The MIT team decided to model the impacts of several different
scenarios, which encompassed usage patterns before and during the pandemic,
including: one N95 mask per patient encounter; one N95 mask per day; reuse of
N95 masks using ultraviolet decontamination; reuse of N95 masks using hydrogen
peroxide sterilization; and one surgical mask per day.
They
also modeled the potential cost and waste generated by the reusable silicone
mask that they are now developing, which could be used with either disposable
or reusable N95 filters.
According
to their analysis, if every health care worker in the United States used a new
N95 mask for each patient they encountered during the first six months of the
pandemic, the total number of masks required would be about 7.4 billion, at a
cost of $6.4 billion. This would lead to 84 million kilograms of waste (the
equivalent of 252 Boeing 747 airplanes).
They
also found that any of the reusable mask strategies would lead to a significant
reduction in cost and in waste generated. If each health care worker were able
to reuse N95 masks that were decontaminated with hydrogen peroxide or
ultraviolet light, costs would drop to $1.4 billion to $1.7 billion over six
months, and 13 million to 18 million kilograms of waste would result (the
equivalent of 39 to 56 747s).
Those
numbers could potentially be reduced even further with a reusable, silicone N95
mask, especially if the filters were also reusable. The researchers estimated
that over six months, this type of mask could reduce costs to $831 million
and waste to 1.6 million kilograms (about five 747s).
“Masks
are here to stay for the foreseeable future, so it’s critical that we
incorporate sustainability into their use, as well as the use of other
disposable personal protective equipment that contribute to medical waste,” Chu
says.
Environmental
burden
The
data the researchers used for this study were gathered during the first six
months of the pandemic in the United States (late March 2020 to late September
2020). Their calculations are based on the total number of health care workers
in the United States, the number of Covid-19 patients at the time, and the
length of hospital stay per patient, among other factors. Their calculations do
not include any data on mask usage by the general public.
“Our
focus here was on health care workers, so it’s likely an underrepresentation of
the total cost and environmental burden,” Traverso notes.
While
vaccination has helped to reduce the spread of Covid-19, Traverso believes
health care workers will likely continue to wear masks for the foreseeable
future, to protect against not only Covid-19 but also other respiratory
diseases such as influenza.
He and others have started a company called Teal Bio that is now working on further refining and testing their reusable silicone mask and developing methods for mass manufacturing it. They plan to seek regulatory approval for the mask later this year.

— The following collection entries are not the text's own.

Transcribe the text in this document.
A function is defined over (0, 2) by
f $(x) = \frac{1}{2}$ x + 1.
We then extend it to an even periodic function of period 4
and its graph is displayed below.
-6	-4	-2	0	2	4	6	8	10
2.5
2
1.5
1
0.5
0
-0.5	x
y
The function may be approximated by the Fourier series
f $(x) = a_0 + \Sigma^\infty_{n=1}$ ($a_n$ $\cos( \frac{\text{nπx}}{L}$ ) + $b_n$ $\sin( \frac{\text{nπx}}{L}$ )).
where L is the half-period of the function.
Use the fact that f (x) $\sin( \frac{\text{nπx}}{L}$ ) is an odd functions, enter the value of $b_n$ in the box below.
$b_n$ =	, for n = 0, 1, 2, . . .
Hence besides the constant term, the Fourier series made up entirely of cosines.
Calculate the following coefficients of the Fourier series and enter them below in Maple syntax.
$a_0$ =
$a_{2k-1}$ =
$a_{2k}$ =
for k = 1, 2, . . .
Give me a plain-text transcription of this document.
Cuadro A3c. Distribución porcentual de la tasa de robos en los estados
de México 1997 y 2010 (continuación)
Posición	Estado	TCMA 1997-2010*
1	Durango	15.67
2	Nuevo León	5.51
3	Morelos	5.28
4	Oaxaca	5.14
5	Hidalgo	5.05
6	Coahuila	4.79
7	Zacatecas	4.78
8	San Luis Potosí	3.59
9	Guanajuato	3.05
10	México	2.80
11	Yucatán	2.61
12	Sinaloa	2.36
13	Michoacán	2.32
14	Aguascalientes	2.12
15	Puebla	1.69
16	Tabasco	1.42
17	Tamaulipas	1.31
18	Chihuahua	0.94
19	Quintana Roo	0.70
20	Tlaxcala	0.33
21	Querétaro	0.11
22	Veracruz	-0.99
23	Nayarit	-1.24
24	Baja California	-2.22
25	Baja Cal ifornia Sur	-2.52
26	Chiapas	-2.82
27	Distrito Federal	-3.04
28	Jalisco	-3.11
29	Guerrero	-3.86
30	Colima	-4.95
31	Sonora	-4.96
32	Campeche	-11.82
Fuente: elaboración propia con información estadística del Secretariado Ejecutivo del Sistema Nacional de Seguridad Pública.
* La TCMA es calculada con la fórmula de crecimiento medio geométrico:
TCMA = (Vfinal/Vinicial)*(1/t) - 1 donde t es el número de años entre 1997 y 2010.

While cost and environmental impact are
important factors to consider, the effectiveness of the masks also needs to be
a priority, Traverso says.
“Ultimately,
we want the systems to protect us, so it’s important to appreciate whether the
decontamination system is compromising the filtering capacity or not,” he says.
“Whatever you’re using, you want to make sure you’re using something that’s
going to protect you and others.”
The research was funded by the MIT Undergraduate Research Opportunities Program, the National Institutes of Health, and MIT’s Department of Mechanical Engineering.